Mojang company founder and the mind behind Mindcraft, Markus 'Notch' Persson proudly announced on Twitter today, "We won the interim injunction!  We can keep using the name "Scrolls".  ZeniMax/Bethesda can still appeal the ruling, but I'm very happy. :D"

Regardless of the outcome, Notch still insisted "We should still do the quake game. :D" 

Joy was apparent throughout the Mojang company as members took the Twitter.

"I'm very happy that the courts saw it our way and that Scrolls will get to keep its name.  Hurray!" proclaimed Mojang co-founder Jakob Porser.

Daniel Kaplan who works on MInecraft - Pocket Edition and Minecraft on the Xbox 360, put it simply: "We won!!!" 

The shared feeling seems to be relief from Mojang and a sense that "there is some justic after all." as Managing Director Carl Manneh said.

Daniel Kaplan posted an image of the Scrolls court decision in English on Twitter.  Basically, the interim injunction -- which was denied -- is a temporary ban on using the game-title Scrolls, in an attempt to prevent permanent use of the title.

The Court found that "there are siginificant differences between the games in The Elder Scrolls series and the game Scrolls, and that channels of distribution will be different.  Nevertheless, the Court finds that there are similarities as well - both games/series taking place in a fantasy setting, and that consumers appear to be somewhat overlapping, and that as a consequence, there is a relatively high degree of similarity of goods."

Despite that "certain degree of similarity", it was decided that "the word scrolls is considered to be common and therefore less distinctive and as a consequence less important.  The distinctiveness of The Elder Scrolls is therefore to a great extent considered dependent on the use of the trademark as a whole, meaning that the risk of confusion with Scrolls is relativiely low."

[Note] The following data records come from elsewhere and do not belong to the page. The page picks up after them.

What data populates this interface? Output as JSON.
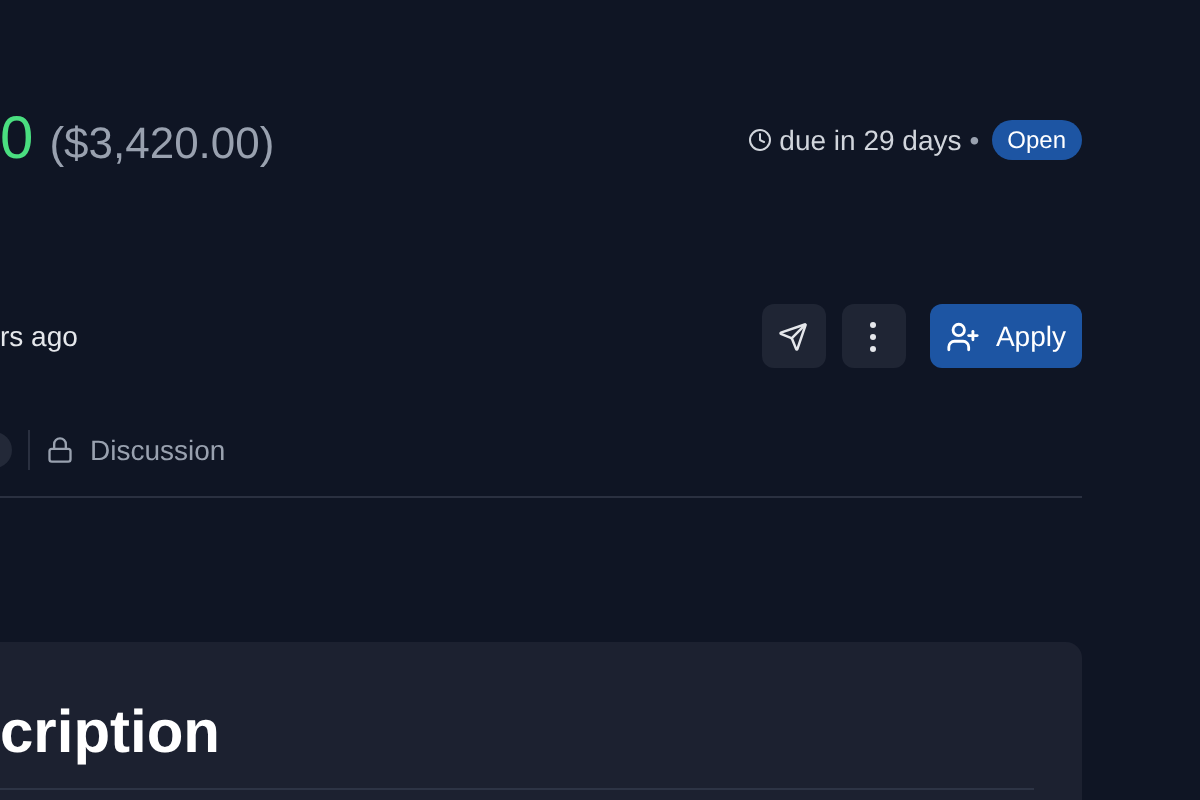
{
  "bounty": {
    "amount": "0",
    "amount_usd": "($3,420.00)",
    "due": "due in 29 days",
    "separator": "•",
    "status": "Open"
  },
  "meta": {
    "posted": "rs ago"
  },
  "actions": [
    {
      "kind": "share"
    },
    {
      "kind": "more"
    },
    {
      "kind": "apply",
      "label": "Apply"
    }
  ],
  "tabs": [
    {
      "label": "Discussion",
      "selected": false
    }
  ],
  "card": {
    "title": "cription"
  }
}
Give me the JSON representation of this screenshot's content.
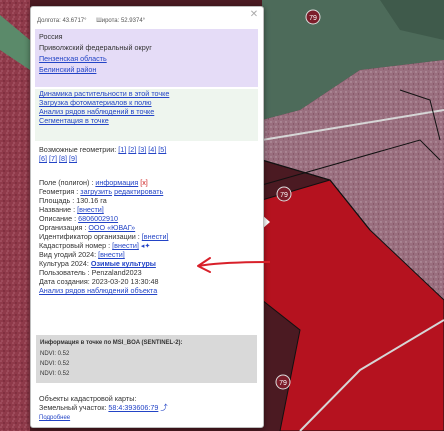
{
  "coords": {
    "longitude": "Долгота: 43.6717°",
    "latitude": "Широта: 52.9374°"
  },
  "region": {
    "country": "Россия",
    "district": "Приволжский федеральный округ",
    "oblast_link": "Пензенская область",
    "raion_link": "Белинский район"
  },
  "actions": [
    "Динамика растительности в этой точке",
    "Загрузка фотоматериалов к полю",
    "Анализ рядов наблюдений в точке",
    "Сегментация в точке"
  ],
  "geometries": {
    "label": "Возможные геометрии:",
    "row1": [
      "[1]",
      "[2]",
      "[3]",
      "[4]",
      "[5]"
    ],
    "row2": [
      "[6]",
      "[7]",
      "[8]",
      "[9]"
    ]
  },
  "field": {
    "polygon_label": "Поле (полигон) :",
    "polygon_info_link": "информация",
    "polygon_delete": "[x]",
    "geometry_label": "Геометрия :",
    "geometry_load_link": "загрузить",
    "geometry_edit_link": "редактировать",
    "area_label": "Площадь : 130.16 га",
    "name_label": "Название :",
    "name_link": "[внести]",
    "description_label": "Описание :",
    "description_link": "6806002910",
    "org_label": "Организация :",
    "org_link": "ООО «ЮВАГ»",
    "org_id_label": "Идентификатор организации :",
    "org_id_link": "[внести]",
    "cadastral_label": "Кадастровый номер :",
    "cadastral_link": "[внести]",
    "land_type_label": "Вид угодий 2024:",
    "land_type_link": "[внести]",
    "culture_label": "Культура 2024:",
    "culture_link": "Озимые культуры",
    "user_label": "Пользователь : Penzaland2023",
    "created_label": "Дата создания: 2023-03-20 13:30:48",
    "analysis_link": "Анализ рядов наблюдений объекта"
  },
  "point_info": {
    "title": "Информация в точке по MSI_BOA (SENTINEL-2):",
    "rows": [
      "NDVI: 0.52",
      "NDVI: 0.52",
      "NDVI: 0.52"
    ]
  },
  "cadastre": {
    "title": "Объекты кадастровой карты:",
    "parcel_label": "Земельный участок:",
    "parcel_number": "58:4:393606:79",
    "details_link": "Подробнее"
  },
  "map_labels": {
    "road_top": "79",
    "road_mid": "79",
    "road_bottom": "79"
  },
  "colors": {
    "link": "#2344c6",
    "region_bg": "#e5dcf7",
    "annotation_arrow": "#d8202a",
    "field_red": "#b5121f"
  },
  "icons": {
    "close": "close-icon",
    "cadastral_pointer": "pointer-icon",
    "parcel_open": "external-link-icon"
  }
}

Therefore, the Court does not consider there to be shown probable grounds for trademark infringment.  Case closed, for now.  The official document did say that ZeniMax/Bethesda has three weeks to appeal the decision, at which time the Court of Appeal will have to grant leave to appeal in order for the decision to be tried or appealed.  Otherwise the main proceedings will continue, usually taking a year or up to two years.

This news of winning the interim injunction only adds to the flurry of good news for Mojang which not only celebrated turning one year old, but announced their hit-indie adventure game Minecraft now has over 15 million registered users.  Despite not officially releasing until November during Minecon, Minecraft has exploded onto the gaming scene over the past year.

Scrolls, on the other hand, is a new digital fantasy-card battling game created by Mojang (the same company responsible for Minecraft).

"Tear your opponent limb from limb with the might of your summoned armies, lay waste to the defenses with the obliterating power of your siege weapons or open up the very skies and let bolts of lightning shower his minions until only ash remains," the Scrolls website reads. "The road to victory is yours to choose. Obtain the powerful scrolls and decide which ones you will take to battle as you fight to become the mightiest Magician of all."